The beginning of wisdom, as the Chinese say, is calling things by their right names. (E. O. Wilson, as cited by Elizabeth J. Rosenthal, Birdwatcher: The Life of Roger Tory Peterson)

Sunday, August 14, 2011

Go Back to Wearing Socks

August 14, 2010.  Saturday.
Situation:  I have to work tonight, and Moi has to work at another job from noon into evening.  She has already taken Mway out to throw stick, but by the time I get around to taking her for a walk it’s 11:30.  I plan for it to be the only walk I take her for today.  Since it’s dry and sunny, I decide to go back to wearing my athletic socks.  All my walking clothes are damp, stinky, and dirty, but after I have them on and am out walking I don’t mind wearing them for what, after all, is a stinky and dirty chore.  Last night I noticed what looked like a poison ivy rash on one of my fingers; I don’t know how I got it on my finger; but today it is gone.

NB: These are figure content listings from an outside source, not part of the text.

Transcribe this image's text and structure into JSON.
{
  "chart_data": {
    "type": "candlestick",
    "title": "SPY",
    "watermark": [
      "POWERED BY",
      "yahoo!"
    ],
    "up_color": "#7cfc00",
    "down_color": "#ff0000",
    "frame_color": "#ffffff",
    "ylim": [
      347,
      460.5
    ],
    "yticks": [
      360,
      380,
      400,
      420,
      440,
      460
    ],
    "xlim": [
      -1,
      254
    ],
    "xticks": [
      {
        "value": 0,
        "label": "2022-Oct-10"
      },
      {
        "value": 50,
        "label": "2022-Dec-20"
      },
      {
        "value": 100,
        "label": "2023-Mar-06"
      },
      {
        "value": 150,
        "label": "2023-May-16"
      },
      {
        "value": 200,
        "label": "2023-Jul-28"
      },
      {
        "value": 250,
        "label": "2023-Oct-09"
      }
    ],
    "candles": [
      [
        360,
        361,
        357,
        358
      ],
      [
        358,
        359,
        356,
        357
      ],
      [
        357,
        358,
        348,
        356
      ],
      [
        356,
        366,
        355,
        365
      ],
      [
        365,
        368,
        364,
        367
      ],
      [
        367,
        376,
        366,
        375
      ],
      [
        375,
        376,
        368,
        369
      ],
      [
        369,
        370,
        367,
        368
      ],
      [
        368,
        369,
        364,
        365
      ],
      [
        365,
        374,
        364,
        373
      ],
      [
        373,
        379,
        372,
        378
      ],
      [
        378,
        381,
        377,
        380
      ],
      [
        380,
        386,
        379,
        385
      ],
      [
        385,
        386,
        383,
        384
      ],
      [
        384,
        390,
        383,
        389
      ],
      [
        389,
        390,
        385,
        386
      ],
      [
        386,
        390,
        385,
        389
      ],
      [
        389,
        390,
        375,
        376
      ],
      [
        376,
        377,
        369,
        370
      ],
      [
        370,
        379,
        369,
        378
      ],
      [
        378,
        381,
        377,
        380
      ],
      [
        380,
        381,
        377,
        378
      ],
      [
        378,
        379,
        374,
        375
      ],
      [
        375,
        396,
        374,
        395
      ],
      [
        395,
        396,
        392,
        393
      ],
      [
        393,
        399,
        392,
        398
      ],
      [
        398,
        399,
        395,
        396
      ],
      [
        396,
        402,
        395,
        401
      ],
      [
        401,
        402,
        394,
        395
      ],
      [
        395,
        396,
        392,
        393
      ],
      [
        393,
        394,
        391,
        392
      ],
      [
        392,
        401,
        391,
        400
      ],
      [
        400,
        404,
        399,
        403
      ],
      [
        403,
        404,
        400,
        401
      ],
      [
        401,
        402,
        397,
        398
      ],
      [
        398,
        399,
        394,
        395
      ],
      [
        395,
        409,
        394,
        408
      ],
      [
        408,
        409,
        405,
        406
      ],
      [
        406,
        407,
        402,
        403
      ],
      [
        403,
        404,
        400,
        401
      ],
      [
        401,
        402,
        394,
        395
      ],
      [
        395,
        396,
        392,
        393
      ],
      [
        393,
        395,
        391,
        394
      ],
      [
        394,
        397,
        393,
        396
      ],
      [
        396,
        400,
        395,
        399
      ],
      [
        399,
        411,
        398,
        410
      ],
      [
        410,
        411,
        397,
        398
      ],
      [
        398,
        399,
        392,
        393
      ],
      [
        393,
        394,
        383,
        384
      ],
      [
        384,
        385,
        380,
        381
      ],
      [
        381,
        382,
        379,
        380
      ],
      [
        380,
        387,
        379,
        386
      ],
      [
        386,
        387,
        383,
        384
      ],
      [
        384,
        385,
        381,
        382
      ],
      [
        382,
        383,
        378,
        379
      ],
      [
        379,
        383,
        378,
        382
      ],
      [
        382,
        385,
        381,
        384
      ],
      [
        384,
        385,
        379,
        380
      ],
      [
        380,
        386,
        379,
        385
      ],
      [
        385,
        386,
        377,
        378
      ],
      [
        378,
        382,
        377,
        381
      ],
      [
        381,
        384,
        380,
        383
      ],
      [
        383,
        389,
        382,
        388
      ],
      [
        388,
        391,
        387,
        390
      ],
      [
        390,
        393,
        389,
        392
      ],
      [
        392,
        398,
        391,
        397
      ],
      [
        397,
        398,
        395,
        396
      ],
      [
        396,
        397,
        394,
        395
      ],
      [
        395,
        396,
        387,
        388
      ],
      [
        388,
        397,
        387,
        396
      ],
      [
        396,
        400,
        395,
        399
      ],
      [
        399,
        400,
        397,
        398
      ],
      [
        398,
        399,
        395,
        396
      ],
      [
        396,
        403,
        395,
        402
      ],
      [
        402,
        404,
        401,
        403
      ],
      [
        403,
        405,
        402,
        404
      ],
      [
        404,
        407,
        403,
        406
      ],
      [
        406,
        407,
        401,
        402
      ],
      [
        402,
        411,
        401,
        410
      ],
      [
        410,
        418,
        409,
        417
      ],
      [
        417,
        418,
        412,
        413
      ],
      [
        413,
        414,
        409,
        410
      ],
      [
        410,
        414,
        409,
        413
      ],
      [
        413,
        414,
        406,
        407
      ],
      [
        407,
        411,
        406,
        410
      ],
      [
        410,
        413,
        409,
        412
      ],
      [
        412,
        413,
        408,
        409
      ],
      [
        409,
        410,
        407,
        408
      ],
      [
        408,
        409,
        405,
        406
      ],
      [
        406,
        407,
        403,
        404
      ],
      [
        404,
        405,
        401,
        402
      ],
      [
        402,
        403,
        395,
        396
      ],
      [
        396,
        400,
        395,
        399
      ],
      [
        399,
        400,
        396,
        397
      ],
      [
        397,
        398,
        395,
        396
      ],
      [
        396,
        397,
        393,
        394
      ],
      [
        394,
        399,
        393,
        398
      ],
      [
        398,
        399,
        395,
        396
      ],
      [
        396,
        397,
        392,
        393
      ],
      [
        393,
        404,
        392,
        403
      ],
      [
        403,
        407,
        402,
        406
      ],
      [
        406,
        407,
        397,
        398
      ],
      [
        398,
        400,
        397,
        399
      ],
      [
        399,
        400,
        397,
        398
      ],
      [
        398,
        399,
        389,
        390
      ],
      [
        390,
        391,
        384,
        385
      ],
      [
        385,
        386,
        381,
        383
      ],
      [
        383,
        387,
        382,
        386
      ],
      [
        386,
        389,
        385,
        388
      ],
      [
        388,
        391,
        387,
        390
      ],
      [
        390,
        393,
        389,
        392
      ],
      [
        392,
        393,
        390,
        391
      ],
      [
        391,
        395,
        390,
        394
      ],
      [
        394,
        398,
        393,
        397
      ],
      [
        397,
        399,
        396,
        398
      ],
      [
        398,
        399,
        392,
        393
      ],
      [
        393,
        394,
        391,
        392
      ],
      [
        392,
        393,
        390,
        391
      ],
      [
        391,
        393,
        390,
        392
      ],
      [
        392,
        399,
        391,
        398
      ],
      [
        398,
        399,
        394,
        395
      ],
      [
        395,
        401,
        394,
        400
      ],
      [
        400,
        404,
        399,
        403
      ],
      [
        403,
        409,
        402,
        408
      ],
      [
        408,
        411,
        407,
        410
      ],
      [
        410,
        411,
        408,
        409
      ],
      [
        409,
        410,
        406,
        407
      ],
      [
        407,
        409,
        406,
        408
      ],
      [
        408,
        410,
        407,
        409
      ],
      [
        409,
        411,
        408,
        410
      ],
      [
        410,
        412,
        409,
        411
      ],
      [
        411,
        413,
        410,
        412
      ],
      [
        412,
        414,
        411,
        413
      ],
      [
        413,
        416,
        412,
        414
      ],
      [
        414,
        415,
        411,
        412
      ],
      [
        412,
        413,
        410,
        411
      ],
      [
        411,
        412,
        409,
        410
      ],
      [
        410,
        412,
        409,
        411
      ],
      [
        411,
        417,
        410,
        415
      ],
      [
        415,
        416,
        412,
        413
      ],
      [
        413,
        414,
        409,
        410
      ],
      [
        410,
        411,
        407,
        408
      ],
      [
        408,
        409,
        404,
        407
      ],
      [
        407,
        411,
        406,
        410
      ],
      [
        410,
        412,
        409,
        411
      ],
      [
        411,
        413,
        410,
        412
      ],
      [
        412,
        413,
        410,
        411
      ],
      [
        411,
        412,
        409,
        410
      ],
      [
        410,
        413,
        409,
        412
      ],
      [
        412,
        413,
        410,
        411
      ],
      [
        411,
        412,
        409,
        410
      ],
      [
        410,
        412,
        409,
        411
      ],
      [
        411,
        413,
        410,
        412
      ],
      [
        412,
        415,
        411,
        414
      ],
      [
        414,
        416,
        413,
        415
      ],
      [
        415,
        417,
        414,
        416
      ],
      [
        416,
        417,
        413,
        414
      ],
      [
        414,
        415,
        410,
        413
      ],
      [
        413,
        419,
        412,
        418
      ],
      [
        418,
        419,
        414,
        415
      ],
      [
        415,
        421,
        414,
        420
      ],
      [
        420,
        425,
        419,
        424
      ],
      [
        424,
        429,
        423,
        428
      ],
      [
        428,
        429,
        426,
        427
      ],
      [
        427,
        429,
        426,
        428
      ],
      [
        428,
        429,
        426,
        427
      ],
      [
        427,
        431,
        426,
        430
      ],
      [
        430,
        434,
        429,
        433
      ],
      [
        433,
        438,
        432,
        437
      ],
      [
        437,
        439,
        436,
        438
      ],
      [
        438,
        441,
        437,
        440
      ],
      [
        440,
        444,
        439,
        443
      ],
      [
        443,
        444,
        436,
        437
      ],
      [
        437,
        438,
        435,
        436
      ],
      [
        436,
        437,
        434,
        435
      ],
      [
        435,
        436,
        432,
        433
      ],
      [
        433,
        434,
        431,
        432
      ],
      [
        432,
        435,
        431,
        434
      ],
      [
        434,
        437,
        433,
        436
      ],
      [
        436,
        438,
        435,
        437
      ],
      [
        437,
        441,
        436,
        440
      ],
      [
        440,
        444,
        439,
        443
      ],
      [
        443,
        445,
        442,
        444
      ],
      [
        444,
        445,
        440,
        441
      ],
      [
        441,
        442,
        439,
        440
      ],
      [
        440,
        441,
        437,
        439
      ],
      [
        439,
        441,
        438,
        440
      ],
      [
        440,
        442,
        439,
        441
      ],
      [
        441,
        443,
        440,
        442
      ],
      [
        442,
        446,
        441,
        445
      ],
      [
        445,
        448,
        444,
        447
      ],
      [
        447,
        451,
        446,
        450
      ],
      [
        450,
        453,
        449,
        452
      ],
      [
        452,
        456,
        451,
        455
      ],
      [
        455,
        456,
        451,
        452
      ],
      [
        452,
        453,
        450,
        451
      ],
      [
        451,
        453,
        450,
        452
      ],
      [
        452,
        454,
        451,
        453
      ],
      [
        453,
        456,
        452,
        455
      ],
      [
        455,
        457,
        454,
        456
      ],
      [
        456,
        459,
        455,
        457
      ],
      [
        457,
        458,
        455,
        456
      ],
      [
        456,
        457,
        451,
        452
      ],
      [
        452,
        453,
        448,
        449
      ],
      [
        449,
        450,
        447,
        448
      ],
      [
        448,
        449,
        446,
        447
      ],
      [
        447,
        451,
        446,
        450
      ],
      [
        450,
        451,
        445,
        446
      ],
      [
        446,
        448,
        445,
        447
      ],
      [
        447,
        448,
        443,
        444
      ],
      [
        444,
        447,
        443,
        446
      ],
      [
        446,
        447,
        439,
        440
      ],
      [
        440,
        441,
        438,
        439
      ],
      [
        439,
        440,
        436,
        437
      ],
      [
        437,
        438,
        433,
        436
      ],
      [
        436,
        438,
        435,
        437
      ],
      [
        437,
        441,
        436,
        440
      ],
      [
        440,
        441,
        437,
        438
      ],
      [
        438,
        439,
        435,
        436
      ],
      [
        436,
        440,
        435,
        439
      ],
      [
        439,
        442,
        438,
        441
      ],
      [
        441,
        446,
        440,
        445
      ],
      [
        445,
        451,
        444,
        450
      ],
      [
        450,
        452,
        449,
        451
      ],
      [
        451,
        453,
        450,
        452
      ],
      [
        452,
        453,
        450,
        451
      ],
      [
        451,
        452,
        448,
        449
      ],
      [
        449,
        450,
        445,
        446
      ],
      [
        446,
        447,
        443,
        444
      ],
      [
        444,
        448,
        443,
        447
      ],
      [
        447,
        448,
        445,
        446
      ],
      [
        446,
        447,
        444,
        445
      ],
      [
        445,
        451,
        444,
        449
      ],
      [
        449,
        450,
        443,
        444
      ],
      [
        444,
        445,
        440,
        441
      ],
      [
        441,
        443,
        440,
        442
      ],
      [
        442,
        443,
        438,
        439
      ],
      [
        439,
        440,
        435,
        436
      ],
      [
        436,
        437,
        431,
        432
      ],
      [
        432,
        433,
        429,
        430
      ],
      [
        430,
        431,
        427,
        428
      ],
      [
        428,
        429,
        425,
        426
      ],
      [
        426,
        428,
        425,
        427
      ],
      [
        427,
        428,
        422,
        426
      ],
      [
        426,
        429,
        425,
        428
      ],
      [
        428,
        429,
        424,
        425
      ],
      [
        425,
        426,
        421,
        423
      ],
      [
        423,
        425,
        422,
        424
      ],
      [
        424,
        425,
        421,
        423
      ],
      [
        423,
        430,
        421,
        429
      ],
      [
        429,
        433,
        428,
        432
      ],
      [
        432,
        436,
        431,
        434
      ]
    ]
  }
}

State of the Path:  I look at the lawn and decide I can postpone mowing until next week.  Another branch has fallen down from our dying birch tree.  Out on the path, the weeds are not wet or dewy, so I take the side path along the old orchard, pleased enough with the clipping I did on it the other day.  I note that one of the multiflora bushes that looked dead this winter is still dead, with a few new green branches growing up on one side.  I pull at weeds as I walk along.  More and more goldenrod is flowering, but it’s not in flower as much as I suspect it will be in the coming weeks.  Along the creek, I trip on a root or vine – it’s not the loopy vine, but another one.  I take the side path along the skating pond, and meet up with a particularly ferocious looking briar, which I’m unable to tear apart as I pull it to one side.   Along the ridge, I pull at some grasses and then hear a loud rustle which I think might be an animal, but then I realize it’s just the brown grasses rustling.  Coming up to the strawberry patch, I hear a bird or two scolding at me and Mway in the honeysuckles, then I see in a maple tree that one of the scolding birds is what looks to me like a catbird, and there’s another one on the branch behind it.  After I watch it squawking for a while, I see on another branch at the opposite end of the tree some sort of yellow oriole.  I’m not going to bother to look into Audubon today to see if my identifications are correct or not.

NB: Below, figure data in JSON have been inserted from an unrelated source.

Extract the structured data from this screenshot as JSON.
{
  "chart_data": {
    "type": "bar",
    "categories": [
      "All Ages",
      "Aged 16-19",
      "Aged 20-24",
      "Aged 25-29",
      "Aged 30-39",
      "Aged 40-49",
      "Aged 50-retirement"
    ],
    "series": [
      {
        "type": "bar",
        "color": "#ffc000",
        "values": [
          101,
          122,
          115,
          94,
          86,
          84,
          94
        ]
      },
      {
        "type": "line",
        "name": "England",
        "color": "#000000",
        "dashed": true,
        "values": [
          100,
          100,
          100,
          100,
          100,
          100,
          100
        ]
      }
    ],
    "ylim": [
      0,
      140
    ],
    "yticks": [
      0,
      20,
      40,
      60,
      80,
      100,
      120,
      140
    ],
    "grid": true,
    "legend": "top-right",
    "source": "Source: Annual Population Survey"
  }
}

State of the Creek:  At the deer stand, Mway ventures into the creek bed.  For a time she was regularly going into the pool below the big maple, but lately she has been entering the dry creek just a little above that, on the other side of the multiflora bush – I guess she likes a little variety in her life as much as I do.  I note a lot of newly fallen yellow locust leaves, or rather what I realize are probably black walnut leaves, lying on the ground and in the pools of water.
The Fetch:  Mway makes one fetch then starts running past me, and I say “Good.  Good enough.”  But no sooner do I say that than she drops the stick and starts, to my surprise, on a round of fetches that’s more than she’s made with me in some time, probably at least twenty, with plenty of those being part of the “Put it down” game.  She seems to pant and growl especially loudly today, and on one fetch she really shakes the stick as she’s picking it up, jiggling the weeds around her, including a number of Queen’s Anne’s lace that have come up more in abundance here in the clearing.  Back in the yard, after she drops the stick at the back door, she hops into her little wading pool, spinning around in that like she’s still wound up after fetching the stick.